"I'd like that." A picture of herself, buffeted by winds over a stretch of water—perhaps that would blow away the melancholy cobwebs, would whip her again into froth.

Bill summoned a taxi, and in silence they rode through the long streets, south toward the park, their shoulders brushing as the machine bumped over frozen slush.

Bill slumped forward, his hands linked about his knees, his shoulders an arc of weariness. The long streets seemed drawn past the windows of the cab, on either side a sliding strip of unfamiliar shapes. It's as if a spring had broken in him, thought Catherine, a secret spring which had kept him running. Perhaps Henrietta was right, and he is sick.

"It's a long way, isn't it?" She had a plaintive moment of loneliness. Bill was the one familiar thing in the strange city, and he had retreated almost beyond communication. "I didn't know it was so far."
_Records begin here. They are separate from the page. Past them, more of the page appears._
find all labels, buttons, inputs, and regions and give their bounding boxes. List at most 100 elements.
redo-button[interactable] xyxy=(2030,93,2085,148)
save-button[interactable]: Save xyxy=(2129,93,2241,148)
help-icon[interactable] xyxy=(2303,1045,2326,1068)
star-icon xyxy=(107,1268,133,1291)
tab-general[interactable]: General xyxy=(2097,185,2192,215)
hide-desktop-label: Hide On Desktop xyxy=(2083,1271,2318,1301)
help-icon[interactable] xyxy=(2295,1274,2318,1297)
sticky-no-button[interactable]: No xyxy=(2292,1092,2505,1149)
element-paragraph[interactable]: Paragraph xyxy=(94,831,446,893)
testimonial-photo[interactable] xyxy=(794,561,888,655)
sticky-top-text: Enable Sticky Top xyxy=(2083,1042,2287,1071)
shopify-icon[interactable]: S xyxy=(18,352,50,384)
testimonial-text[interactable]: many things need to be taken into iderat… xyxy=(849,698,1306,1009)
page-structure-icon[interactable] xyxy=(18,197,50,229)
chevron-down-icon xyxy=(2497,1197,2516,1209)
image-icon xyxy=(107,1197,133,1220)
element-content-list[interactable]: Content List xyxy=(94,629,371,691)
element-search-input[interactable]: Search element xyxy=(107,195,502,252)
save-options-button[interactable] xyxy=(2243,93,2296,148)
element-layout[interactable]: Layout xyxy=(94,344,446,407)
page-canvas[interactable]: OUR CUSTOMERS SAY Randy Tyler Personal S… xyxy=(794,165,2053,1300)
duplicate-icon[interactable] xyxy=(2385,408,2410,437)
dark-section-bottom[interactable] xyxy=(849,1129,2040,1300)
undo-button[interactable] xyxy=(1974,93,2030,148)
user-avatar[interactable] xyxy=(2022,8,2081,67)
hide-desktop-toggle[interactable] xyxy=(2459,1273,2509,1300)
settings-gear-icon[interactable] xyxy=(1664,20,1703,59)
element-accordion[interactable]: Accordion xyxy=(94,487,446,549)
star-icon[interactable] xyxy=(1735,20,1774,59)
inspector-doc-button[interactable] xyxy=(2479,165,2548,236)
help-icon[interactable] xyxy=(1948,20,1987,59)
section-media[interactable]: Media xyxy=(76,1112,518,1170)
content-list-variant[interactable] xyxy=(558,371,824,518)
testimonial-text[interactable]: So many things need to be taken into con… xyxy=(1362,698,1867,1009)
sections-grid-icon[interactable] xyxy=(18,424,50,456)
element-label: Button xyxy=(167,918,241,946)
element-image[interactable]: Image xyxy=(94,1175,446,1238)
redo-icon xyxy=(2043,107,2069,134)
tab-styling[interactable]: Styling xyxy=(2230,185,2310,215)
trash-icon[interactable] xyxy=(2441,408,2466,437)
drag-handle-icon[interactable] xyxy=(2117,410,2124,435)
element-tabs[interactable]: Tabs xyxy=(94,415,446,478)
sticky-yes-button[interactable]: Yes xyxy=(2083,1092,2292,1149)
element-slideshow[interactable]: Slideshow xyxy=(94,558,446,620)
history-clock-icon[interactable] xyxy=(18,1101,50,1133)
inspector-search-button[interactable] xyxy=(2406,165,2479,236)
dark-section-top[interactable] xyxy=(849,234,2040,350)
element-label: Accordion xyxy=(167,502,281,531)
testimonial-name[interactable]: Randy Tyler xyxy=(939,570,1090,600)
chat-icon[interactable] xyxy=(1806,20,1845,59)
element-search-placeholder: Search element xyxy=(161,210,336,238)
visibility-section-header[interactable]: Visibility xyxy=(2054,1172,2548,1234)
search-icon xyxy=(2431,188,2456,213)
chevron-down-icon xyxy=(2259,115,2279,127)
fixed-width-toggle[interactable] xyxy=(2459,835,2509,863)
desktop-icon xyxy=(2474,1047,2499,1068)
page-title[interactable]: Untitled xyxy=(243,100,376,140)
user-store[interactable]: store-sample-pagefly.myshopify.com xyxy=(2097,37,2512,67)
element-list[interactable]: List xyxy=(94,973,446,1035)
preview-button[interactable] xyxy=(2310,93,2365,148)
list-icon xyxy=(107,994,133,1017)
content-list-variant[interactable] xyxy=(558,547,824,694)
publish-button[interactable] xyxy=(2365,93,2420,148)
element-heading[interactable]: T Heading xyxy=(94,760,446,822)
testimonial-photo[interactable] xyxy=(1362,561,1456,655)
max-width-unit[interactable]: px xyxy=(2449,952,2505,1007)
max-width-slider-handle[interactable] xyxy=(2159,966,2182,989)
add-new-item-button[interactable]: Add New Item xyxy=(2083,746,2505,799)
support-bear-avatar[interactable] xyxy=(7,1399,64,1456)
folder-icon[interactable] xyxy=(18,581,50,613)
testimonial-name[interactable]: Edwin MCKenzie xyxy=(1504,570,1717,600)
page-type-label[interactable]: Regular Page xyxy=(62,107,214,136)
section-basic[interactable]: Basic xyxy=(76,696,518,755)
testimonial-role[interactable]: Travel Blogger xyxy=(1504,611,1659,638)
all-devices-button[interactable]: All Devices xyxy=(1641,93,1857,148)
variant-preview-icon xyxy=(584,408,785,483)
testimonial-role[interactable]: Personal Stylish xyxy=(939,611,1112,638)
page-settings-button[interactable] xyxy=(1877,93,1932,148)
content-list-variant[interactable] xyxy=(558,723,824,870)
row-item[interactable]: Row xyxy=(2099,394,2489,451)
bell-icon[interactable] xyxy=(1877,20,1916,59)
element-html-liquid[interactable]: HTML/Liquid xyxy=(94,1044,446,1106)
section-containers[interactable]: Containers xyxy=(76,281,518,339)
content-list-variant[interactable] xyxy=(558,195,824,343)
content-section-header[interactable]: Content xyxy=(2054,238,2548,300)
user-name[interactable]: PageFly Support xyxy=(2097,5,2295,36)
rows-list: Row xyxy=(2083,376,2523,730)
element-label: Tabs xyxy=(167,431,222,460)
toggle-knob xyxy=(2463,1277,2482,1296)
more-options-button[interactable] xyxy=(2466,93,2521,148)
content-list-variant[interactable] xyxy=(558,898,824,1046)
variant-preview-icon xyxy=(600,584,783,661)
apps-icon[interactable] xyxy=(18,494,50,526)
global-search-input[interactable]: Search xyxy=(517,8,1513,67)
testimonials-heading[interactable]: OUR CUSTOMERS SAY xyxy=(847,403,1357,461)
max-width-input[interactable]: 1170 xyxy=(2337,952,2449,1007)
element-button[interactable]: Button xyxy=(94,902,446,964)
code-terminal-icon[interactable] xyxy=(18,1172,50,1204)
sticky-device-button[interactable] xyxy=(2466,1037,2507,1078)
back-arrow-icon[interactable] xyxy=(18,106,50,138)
"We're almost there." Bill straightened his shoulders, and peered out at the sliding street. "In the Fifties. I thought you'd like Jackson Park. More space there."

A moment later he thrust open the door.

"Here!" he called to the driver. "We'll get out here."

II

"There's your lake." Bill slipped his hand firmly under her arm, and they bent slightly forward into the dark rushing wind. At their feet a steady crunching, a restless churning as of china waves; beyond, a stretch of black hidden action under a sky black and infinitely remote, with sharp white stars. "This wind has broken up the shore ice."

Along the sloping beach rose vague suggestions of grotesqueries; piles thrusting tortured heads with ice-hair above the frozen surface, driftwood caught between great blocks of dirty ice.